Кристина вдруг поймала себя на том, что она не хочет, чтобы Йохан рассказывал ей истинную причину появления в их доме этого снимка. Она готова была задавать любые глупые вопросы, лишь бы оттянуть время. Она знала, что в этом лесу влюбленные парочки проводили время куда веселее, чем они могли бы себе это позволить в доме родителей. Вот и Йохан, видимо, привозил туда свою невесту, чтобы…

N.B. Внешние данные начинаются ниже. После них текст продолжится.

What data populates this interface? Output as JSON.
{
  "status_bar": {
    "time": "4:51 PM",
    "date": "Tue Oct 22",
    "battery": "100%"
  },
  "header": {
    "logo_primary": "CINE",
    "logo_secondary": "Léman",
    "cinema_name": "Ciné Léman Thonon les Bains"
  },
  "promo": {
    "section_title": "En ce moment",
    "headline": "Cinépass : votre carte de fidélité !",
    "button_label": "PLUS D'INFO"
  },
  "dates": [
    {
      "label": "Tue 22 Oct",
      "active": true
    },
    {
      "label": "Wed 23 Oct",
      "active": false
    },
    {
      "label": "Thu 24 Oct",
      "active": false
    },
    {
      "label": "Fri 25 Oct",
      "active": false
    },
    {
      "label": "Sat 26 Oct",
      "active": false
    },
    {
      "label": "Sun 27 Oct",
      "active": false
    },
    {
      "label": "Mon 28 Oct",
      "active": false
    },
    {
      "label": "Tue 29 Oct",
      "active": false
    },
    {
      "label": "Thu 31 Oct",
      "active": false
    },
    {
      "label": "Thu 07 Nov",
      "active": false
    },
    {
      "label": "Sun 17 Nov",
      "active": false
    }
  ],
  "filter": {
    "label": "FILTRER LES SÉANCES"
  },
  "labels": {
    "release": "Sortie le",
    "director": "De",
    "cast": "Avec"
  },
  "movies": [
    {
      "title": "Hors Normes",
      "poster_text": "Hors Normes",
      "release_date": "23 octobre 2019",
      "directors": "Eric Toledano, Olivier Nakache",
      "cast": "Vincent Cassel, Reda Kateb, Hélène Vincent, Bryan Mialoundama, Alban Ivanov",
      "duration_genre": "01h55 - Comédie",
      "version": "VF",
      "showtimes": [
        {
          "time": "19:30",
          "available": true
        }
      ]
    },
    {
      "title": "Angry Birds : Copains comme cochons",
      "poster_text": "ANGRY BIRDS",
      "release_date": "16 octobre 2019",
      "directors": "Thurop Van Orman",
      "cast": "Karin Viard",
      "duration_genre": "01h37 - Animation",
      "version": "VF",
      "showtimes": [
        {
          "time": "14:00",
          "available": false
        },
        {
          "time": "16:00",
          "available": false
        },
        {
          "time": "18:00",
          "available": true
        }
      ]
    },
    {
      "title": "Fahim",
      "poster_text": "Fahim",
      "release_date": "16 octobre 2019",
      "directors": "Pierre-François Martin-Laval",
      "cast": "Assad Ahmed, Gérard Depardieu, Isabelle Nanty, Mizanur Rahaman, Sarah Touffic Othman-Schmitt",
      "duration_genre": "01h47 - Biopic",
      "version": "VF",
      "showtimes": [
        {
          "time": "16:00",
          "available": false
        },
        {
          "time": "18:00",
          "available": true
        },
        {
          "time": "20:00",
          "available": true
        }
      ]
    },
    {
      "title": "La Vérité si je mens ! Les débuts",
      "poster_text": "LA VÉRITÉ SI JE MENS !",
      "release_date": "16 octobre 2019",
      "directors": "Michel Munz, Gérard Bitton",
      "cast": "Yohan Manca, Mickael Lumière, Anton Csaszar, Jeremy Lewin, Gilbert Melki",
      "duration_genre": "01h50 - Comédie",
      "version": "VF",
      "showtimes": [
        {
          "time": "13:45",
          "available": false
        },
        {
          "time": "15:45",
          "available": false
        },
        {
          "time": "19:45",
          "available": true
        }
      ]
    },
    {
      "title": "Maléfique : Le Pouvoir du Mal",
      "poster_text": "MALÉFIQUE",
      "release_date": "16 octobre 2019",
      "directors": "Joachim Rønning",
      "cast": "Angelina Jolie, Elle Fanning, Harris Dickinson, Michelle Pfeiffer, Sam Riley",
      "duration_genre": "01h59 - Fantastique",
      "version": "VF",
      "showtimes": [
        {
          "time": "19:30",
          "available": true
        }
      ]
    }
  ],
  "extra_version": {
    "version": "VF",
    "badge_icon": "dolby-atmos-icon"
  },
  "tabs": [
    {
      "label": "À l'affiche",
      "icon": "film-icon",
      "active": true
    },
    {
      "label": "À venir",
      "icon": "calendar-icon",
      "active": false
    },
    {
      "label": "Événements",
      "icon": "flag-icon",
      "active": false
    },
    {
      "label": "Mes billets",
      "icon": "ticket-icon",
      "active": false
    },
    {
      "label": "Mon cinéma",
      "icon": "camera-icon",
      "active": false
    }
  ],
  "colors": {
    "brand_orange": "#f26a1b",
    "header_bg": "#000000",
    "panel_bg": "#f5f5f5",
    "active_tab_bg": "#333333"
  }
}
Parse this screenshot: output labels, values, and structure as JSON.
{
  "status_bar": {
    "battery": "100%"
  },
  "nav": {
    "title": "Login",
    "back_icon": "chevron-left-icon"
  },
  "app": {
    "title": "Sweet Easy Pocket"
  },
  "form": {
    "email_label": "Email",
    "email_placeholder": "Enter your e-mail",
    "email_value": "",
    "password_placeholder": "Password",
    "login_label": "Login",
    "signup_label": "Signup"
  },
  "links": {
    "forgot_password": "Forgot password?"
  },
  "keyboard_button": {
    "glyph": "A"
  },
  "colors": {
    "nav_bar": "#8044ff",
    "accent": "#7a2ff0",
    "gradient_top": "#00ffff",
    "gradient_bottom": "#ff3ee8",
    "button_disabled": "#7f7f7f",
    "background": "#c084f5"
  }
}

– Вот смотри, я увеличил это пятно.
Она уже видела это. Теперь же это было не пятно, а какая-то светлая тряпка, висевшая на ветке ели. Йохан увеличил изображение, и на светлой ткани, явно потускневшей и вымазанной грязью, проступили розовые точки. Розочки. Это было платье Матильды! Где-то глубоко в горле образовался ком и медленно покатился куда-то вниз, в грудь. Ей стало тяжело дышать…
– Мама, это платье Матильды! Ты знаешь, другого такого платья в Раушенбурге ни у кого не было. Эту ткань ей подарил один шофер из Лиона, помнишь его? Мати еще тогда привела его к нам домой переночевать, и тебе не понравилось, что он так много ест и громко рыгает.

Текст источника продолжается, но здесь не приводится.